Невдалеке от коровника Нил Данилыч заметил чью-то темную фигуру с лопатой в руках, подошел поближе — оказывается, это конюх дед Матвей. По ночам он и за коровником поглядывает.

— Доброе утречко, Егорыч!

— Доброе утро, Нил Данилыч.

— Ранняя ты птаха!

— Да уж такое мое положение стариковское. Не спится — взялся дорогу торить, думаю, девчата не пролезут на ферму по этакому снегу.

— Спасибо, дорогой.

— Не за что. Дело привычное. Иной сторож сидит всю ночь, закутавшись в тулуп, а я не могу — скучно.

— Это верно. Как скотина?

— Лежит себе мирно.

Закурили, перемолвились еще парой слов. Дед Матвей, вспомнив что-то, засмеялся:

— Слышь, ночью Патрикеевна приходила, вон она стоит на бугре, внюхивается, — кивнул старик на силуэт лисы, темневший вдали. — Приволоклась, захлюстанная.

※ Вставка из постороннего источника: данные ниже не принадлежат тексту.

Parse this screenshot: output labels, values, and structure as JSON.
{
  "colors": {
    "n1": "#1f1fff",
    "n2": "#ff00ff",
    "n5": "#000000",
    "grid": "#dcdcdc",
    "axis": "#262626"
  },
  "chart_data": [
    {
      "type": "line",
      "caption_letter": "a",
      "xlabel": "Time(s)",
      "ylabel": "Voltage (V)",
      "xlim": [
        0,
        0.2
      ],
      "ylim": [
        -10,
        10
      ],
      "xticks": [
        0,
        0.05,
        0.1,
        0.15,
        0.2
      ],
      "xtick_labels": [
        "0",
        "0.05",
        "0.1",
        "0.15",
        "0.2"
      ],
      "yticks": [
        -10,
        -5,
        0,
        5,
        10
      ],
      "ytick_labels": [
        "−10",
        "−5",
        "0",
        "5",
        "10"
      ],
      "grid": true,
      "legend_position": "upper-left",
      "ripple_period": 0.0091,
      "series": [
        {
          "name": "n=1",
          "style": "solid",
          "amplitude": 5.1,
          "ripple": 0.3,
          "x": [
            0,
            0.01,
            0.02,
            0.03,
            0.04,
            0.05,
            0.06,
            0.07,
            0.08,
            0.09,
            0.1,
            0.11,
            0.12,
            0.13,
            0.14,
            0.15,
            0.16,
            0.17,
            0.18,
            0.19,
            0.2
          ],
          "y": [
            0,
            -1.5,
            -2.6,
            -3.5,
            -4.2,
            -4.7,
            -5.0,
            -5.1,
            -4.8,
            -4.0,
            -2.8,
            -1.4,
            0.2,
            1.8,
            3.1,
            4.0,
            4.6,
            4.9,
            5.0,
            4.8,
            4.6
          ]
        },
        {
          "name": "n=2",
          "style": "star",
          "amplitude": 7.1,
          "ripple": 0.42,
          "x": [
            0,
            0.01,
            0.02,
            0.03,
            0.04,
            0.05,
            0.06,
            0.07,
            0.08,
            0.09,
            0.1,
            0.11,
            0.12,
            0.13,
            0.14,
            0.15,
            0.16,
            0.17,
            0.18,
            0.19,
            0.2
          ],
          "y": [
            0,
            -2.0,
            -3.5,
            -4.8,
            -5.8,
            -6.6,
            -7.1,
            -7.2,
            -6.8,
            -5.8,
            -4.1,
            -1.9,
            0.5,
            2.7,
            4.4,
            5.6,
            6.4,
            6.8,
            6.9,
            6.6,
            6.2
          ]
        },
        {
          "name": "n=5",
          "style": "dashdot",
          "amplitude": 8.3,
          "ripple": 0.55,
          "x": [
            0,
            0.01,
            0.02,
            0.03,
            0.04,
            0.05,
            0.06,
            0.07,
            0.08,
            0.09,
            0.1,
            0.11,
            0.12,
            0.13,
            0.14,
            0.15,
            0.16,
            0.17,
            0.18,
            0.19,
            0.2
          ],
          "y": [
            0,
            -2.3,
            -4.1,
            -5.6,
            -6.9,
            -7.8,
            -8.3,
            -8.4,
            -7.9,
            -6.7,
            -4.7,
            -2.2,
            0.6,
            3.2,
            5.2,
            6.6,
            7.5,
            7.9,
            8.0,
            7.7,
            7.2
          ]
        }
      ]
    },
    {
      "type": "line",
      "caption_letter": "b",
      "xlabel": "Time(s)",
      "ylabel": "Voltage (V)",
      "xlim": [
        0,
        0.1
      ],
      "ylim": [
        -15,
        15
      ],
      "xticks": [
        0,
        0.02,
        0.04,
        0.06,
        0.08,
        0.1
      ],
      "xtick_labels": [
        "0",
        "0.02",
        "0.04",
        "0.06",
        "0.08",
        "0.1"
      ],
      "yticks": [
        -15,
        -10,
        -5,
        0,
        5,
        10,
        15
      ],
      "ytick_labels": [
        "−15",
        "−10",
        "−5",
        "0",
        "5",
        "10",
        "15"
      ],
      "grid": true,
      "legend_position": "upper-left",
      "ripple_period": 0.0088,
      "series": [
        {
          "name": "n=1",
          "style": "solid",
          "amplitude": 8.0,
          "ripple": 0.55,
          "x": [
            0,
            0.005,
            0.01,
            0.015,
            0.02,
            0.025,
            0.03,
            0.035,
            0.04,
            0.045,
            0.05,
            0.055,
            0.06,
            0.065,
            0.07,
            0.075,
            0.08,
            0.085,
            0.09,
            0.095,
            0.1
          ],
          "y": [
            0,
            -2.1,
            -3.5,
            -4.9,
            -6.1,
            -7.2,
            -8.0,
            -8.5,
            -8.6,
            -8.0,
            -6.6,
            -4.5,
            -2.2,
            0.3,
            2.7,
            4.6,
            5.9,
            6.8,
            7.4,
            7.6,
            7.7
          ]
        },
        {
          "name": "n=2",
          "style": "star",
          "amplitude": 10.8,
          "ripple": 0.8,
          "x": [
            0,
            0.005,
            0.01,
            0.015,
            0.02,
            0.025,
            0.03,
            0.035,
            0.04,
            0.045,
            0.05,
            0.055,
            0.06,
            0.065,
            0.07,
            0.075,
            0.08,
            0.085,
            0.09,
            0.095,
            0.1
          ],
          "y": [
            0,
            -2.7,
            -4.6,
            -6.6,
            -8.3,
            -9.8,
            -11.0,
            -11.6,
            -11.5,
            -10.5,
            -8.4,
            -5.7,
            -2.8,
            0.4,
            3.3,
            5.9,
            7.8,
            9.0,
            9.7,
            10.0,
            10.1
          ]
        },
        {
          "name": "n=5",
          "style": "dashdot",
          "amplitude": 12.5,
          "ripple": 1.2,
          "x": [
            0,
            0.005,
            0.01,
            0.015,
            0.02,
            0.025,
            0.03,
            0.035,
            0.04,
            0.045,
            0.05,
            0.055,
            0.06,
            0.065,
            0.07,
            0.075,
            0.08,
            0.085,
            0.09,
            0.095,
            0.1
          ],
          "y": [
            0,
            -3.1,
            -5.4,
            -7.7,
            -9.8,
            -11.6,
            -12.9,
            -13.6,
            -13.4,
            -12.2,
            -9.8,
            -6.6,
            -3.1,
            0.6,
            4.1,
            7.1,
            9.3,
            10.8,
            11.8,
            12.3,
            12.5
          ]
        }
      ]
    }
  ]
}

— Поживиться ищет чем-нибудь.

— У нас не больно поживишься. Я ее того — раз! И — мимо!

Нил Данилыч засмеялся:

— Воротник для Кузминичны ходит!

— Точно.

— Ну, бывай, старина, тороплюсь.

— Всего хорошего, Нил Данилыч.

Отошел и подумал: «Добрый старик и столько сделал когда-то для колхоза. А мы отделались пенсиями да и вычеркнули из памяти», — размышлял Нил Данилыч, приближаясь к воротам коровника.

Выгульный двор со стороны поля прикрыт высокими голубоватыми сугробами. Края их причудливо изогнуты и слегка курятся снегом.

Во дворе возы с сеном — всю ночь шли они из-за Оки. Девушки принимают корм, перекидываются с возчиками шутками. Мужчины свалили возы, побалагурили с доярками и, закурив, будто ненароком подхватывают по приличной охапке сена, бросают в сани, а затем, тряхнув вожжами, съезжают со двора.

— А ну, подождите, люди добрые! — нахмурясь, окликает их Феня.

Возчики в недоумении:

— В чем дело?

— Сено сдали?

— Сдали.

— А зачем нахватываете в сани?

— А тебе что, жалко?

— А как вы думаете? Каждый по охапке — воз обратно увезете.

— Что уж, и под коленки нельзя положить?

— Под коленки! Да вы прикиньте: один взял пять килограммов, другой пять, а вас вон сколько. И так каждый день. А коров чем кормить? — Тон девушки настолько категоричен, что мужчины, переглянувшись, нехотя один за другим выбрасывают сено… С такой горластой лучше не связываться.

— Фенька, а ты и отца не пожалела, — трунят над девушкой, — заставила выкинуть сено. Ух как он рассерчал! Теперь вовсе на тебя будет зол, не простит.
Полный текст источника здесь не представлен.